Les ateliers s’organisent autour d’un thème et d’un intervenant de grande qualité. Ce sont chaque fois des professionnels de l’écriture. Comme l’explique Charles Autheman, délégué général du Labo des histoires, « l’offre est d’autant plus séduisante pour les jeunes qu’ils vont être au contact d’un poète, d’un scénariste, d’un parolier, d’un écrivain. »

Dans une ambiance feutrée, propice à l’activité, l’écriture s’exerce de manière collective. Les échanges sont riches entre participants – la plupart du temps inconnus les uns des autres. Un dialogue se crée avec l’intervenant. Celui-ci transmet un peu de son univers à ses élèves d’un jour, sans aucun jugement sur les différents niveaux de maniement de la langue française. « L’imagination et la créativité se partagent assez facilement, explique Charles Autheman. Les jeunes sont surpris par ce qu’ils sont capables de faire. »

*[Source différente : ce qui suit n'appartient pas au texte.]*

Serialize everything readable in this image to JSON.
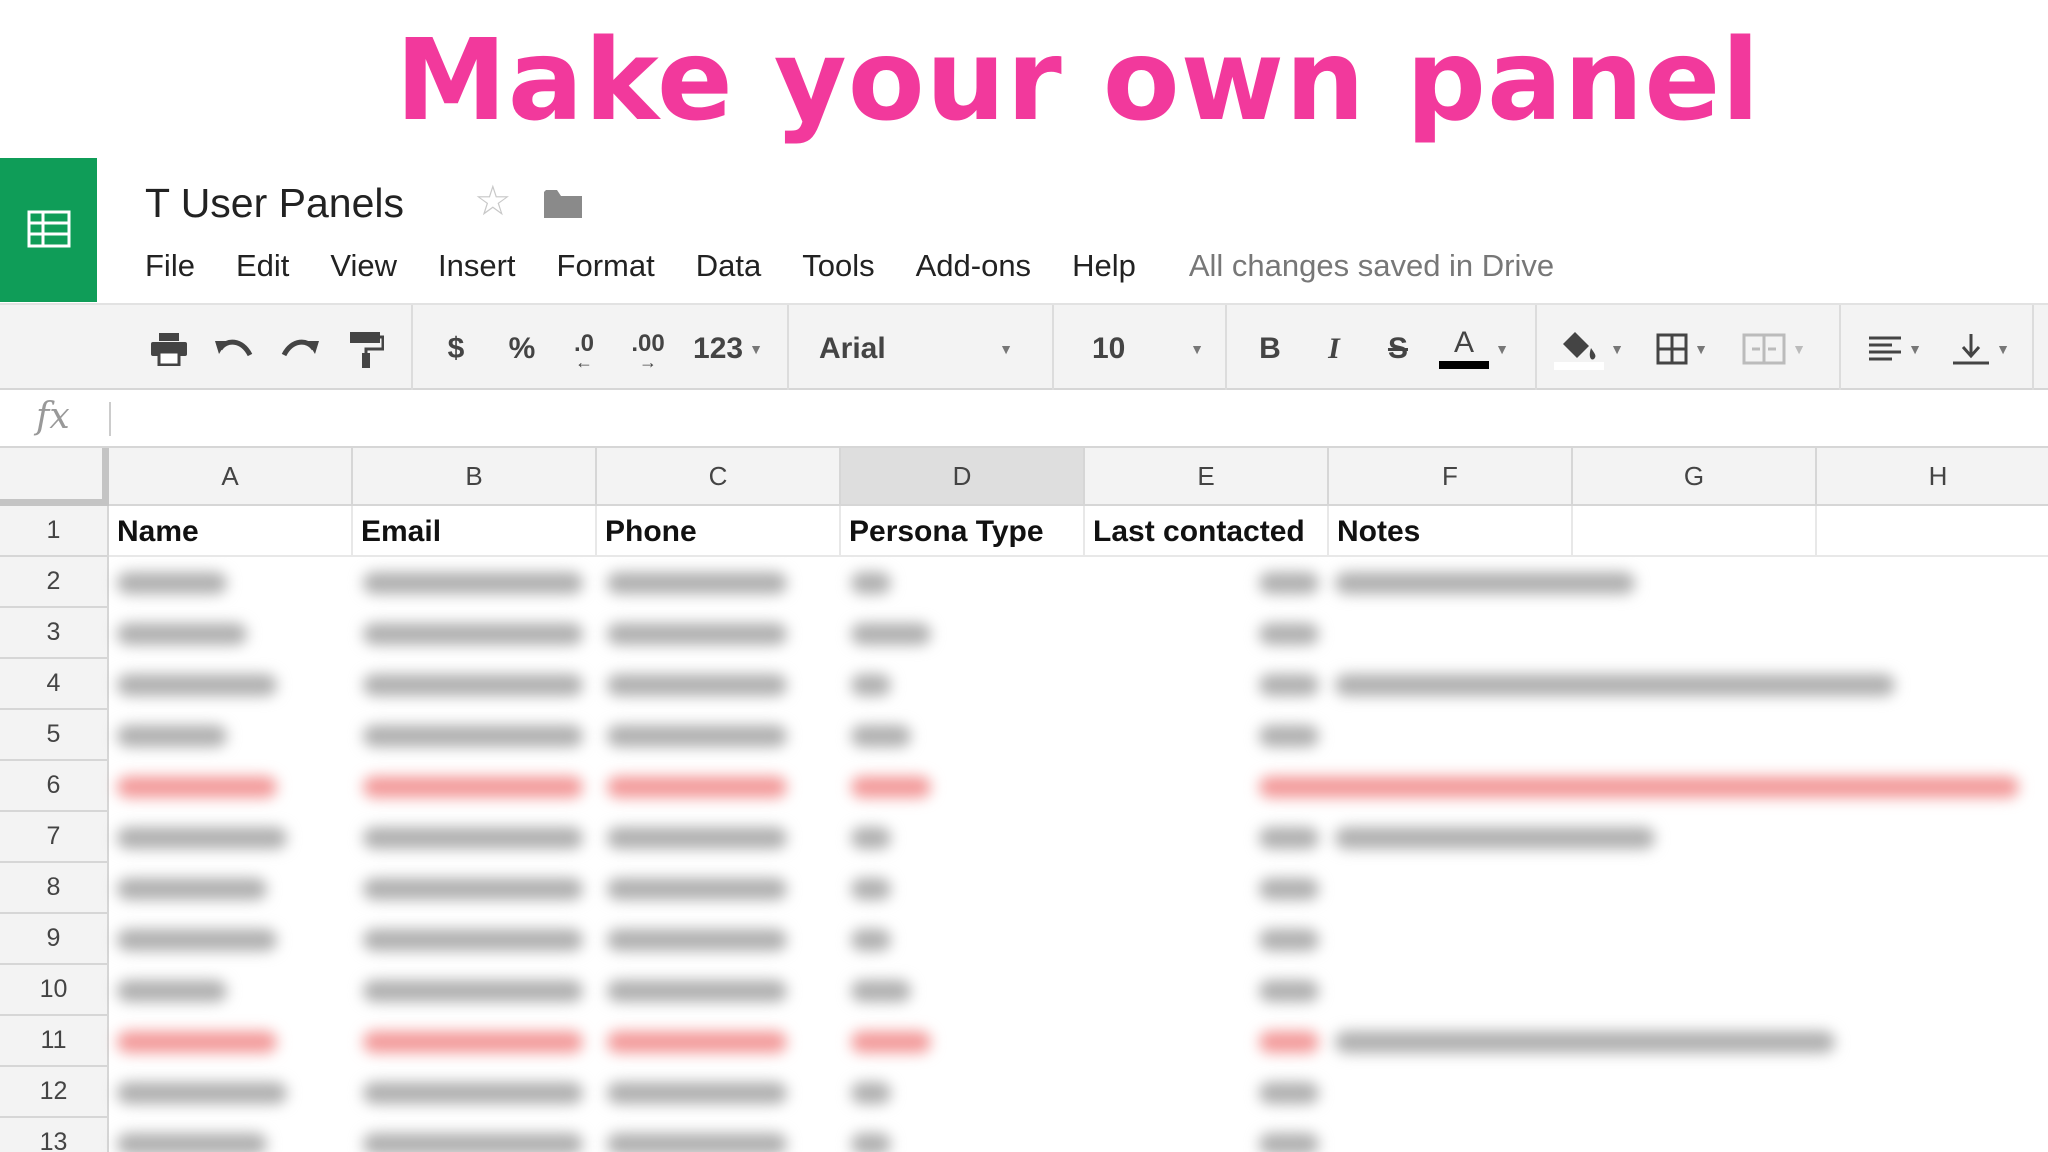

Des ateliers partout en France

C’est en Île-de-France que le Labo des histoires a commencé en 2011. Déjà, la Fondation SNCF était présente aux côtés de l’association. Aujourd’hui, le Labo des histoires a développé 11 antennes physiques (dont 2 en Outre-Mer), et un Labo Mobile. « Avant l’essaimage on organisait des activités pour près de 1000 bénéficiaires. Une fois l’essaimage terminé cette année, on proposera des activités pour 50 000 bénéficiaires, précise Charles Autheman. On a multiplié par 50 le nombre de nos bénéficiaires en l’espace de 3 ans. »

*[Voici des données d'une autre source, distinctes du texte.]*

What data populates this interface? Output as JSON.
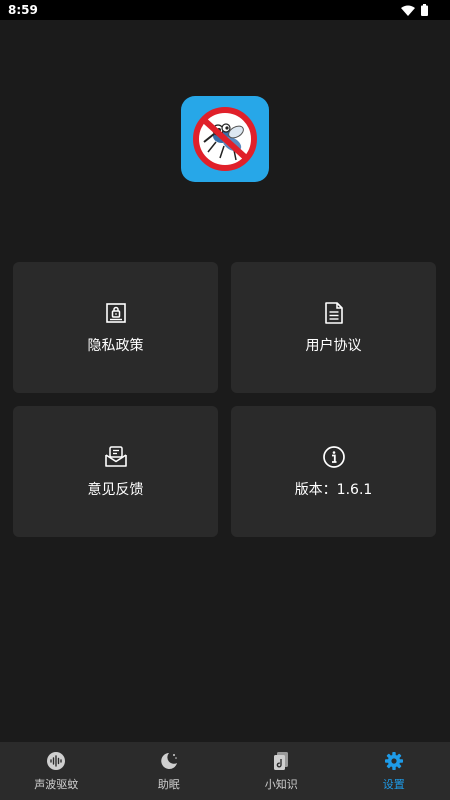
{
  "status_bar": {
    "time": "8:59",
    "wifi_icon": "wifi-icon",
    "battery_icon": "battery-icon"
  },
  "app": {
    "icon": "no-mosquito-logo"
  },
  "cards": [
    {
      "label": "隐私政策",
      "icon": "privacy-lock-document-icon"
    },
    {
      "label": "用户协议",
      "icon": "document-text-icon"
    },
    {
      "label": "意见反馈",
      "icon": "feedback-mail-icon"
    },
    {
      "label": "版本：1.6.1",
      "icon": "info-circle-icon"
    }
  ],
  "nav": {
    "items": [
      {
        "label": "声波驱蚊",
        "icon": "sound-wave-icon"
      },
      {
        "label": "助眠",
        "icon": "moon-stars-icon"
      },
      {
        "label": "小知识",
        "icon": "knowledge-book-icon"
      },
      {
        "label": "设置",
        "icon": "gear-icon"
      }
    ],
    "active_index": 3,
    "active_color": "#1e9be8"
  },
  "colors": {
    "background": "#1b1b1b",
    "card": "#2a2a2a",
    "nav": "#2b2b2b",
    "app_icon_bg": "#27a7e8"
  }
}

Le Labo des histoires est dorénavant l’un des partenaires nationaux Education de la Fondation SNCF. Le soutien intervient sur 3 ans, de 2016 à 2018. « La Fondation SNCF est notre mécène le plus important. L’avantage et la richesse de notre partenariat, c’est que la Fondation adhère à notre projet dans sa globalité. Son financement irrigue toutes nos actions. C’est un financement structurel et pluriannuel. En termes de partenariat, c’est ce qui se fait de mieux. ». Une bien belle histoire.